Recensione di “Dogman”, di Matteo Garrone
“Dogman” è un film che appassiona e delude, intessuto di contrasti e limpidezze, di forza espressiva e manierismo. E’ innanzitutto cinema di Garrone, ostentata firma autoriale, trionfo della maschera, soprattutto grazie al monumentale Marcello Fonte, una sorta di Flavio Bucci in miniatura e dunque di Ligabue cinofilo. Abbandonate (solo apparentemente) le divagazioni della fiaba, Garrone torna al grottesco del “realismo”: siamo dalla parti de “L’Imbalsamatore”, di Ernesto Mahieux, dell’estremo caricaturale che offre il destro alla tragedia, e dunque dalle parti di Pasolini, di Maresco e del primo Sorrentino.
Un cinema, quello di Garrone, che pare sforzarsi d’essere citazione e densità, irrazionalità d’un manierismo di provincia che risuona all’infinito all’interno delle sue volte, e che si nutre della sua stessa mefitica forza centripeta . Cinema di uomini, bestie e gabbie, a suo modo metafora e iperbole di un racconto maieutico, tanto più efficace perché frutto della recente cronaca.
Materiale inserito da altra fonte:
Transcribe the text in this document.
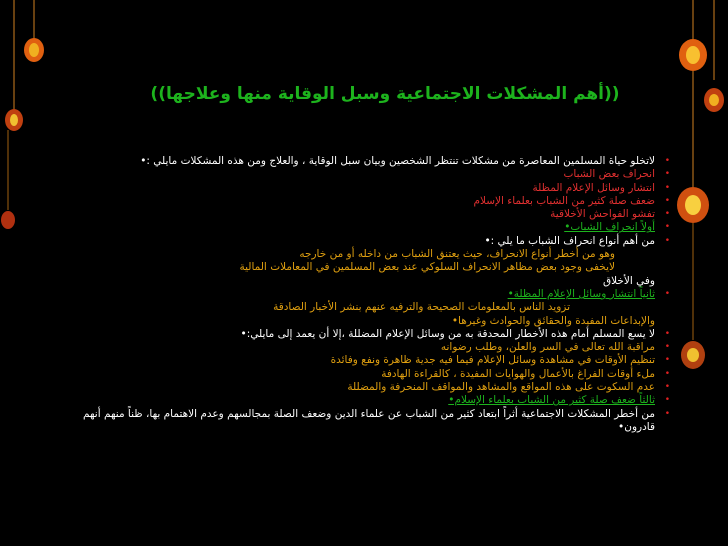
((أهم المشكلات الاجتماعية وسبل الوقاية منها وعلاجها))
•
لاتخلو حياة المسلمين المعاصرة من مشكلات تنتظر الشخصين وبيان سبل الوقاية ، والعلاج ومن هذه المشكلات مايلي :•
•
انحراف بعض الشباب
•
انتشار وسائل الإعلام المظلة
•
ضعف صلة كثير من الشباب بعلماء الإسلام
•
تفشو الفواحش الأخلاقية
•
أولاً انحراف الشباب•
•
من أهم أنواع انحراف الشباب ما يلي :•
وهو من أخطر أنواع الانحراف، حيث يعتنق الشباب من داخله أو من خارجه
لايخفى وجود بعض مظاهر الانحراف السلوكي عند بعض المسلمين في المعاملات المالية
وفي الأخلاق
•
ثانياً انتشار وسائل الإعلام المظلة•
تزويد الناس بالمعلومات الصحيحة والترفيه عنهم بنشر الأخبار الصادقة
والإبداعات المفيدة والحقائق والحوادث وغيرها•
•
لا يسع المسلم أمام هذه الأخطار المحدقة به من وسائل الإعلام المضللة ،إلا أن يعمد إلى مايلي:•
•
مراقبة الله تعالى في السر والعلن، وطلب رضوانه
•
تنظيم الأوقات في مشاهدة وسائل الإعلام فيما فيه جدية ظاهرة ونفع وفائدة
•
ملء أوقات الفراغ بالأعمال والهوايات المفيدة ، كالقراءة الهادفة
•
عدم السكوت على هذه المواقع والمشاهد والمواقف المنحرفة والمضللة
•
ثالثاً ضعف صلة كثير من الشباب بعلماء الإسلام•
•
من أخطر المشكلات الاجتماعية أثراً ابتعاد كثير من الشباب عن علماء الدين وضعف الصلة بمجالسهم وعدم الاهتمام بها، ظناً منهم أنهم قادرون•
Complice l’ennesimo tappeto sonoro fatto di droni, con “Dogman” ci ritroviamo immersi in un’immane Gomorra da cui è impossibile scappare, in una cornice metafisica priva di direzionalità. L’angoscia dello spettatore è tutta “ambientale” e relativa alla “viseità” dei protagonisti, mentre il “Villaggio Coppola” è una sorta di non-luogo, l’espressione mitopoietica dell’universo psicologico del cineasta romano, estrema periferia irraggiata debolmente dai fuochi del teocentrismo occidentale.
Purtroppo pare che, ultimamente, si provi un sublime piacere nell’azzoppare quel minimo di pathos che renderebbe dinamica e vibrante la narrazione. Lo si annacqua nel brodo insipido dell’estetica “à la page”, delle oramai abusate atmosfere grigie da “Sud Italia visto con gli occhi di un lappone”. Diciamocela tutta: “Dogman” è un film discreto ma purtroppo vessato da certa insistenza - le capacità evocative dello scorcio, l’ossessione dei primi piani, il singhiozzo dell’affabulazione - che, alla lunga, finisce col gravare sulla pur pregevole fattura dell’opera.
Non basta un poderoso finale per riscattare il fin troppo annunciato magnetismo dell’epilogo, su cui grava - irrisolto - il dilemma filosofico del Fonte-Garrone, naufrago alla deriva in un arcipelago di isole prossime e distanti.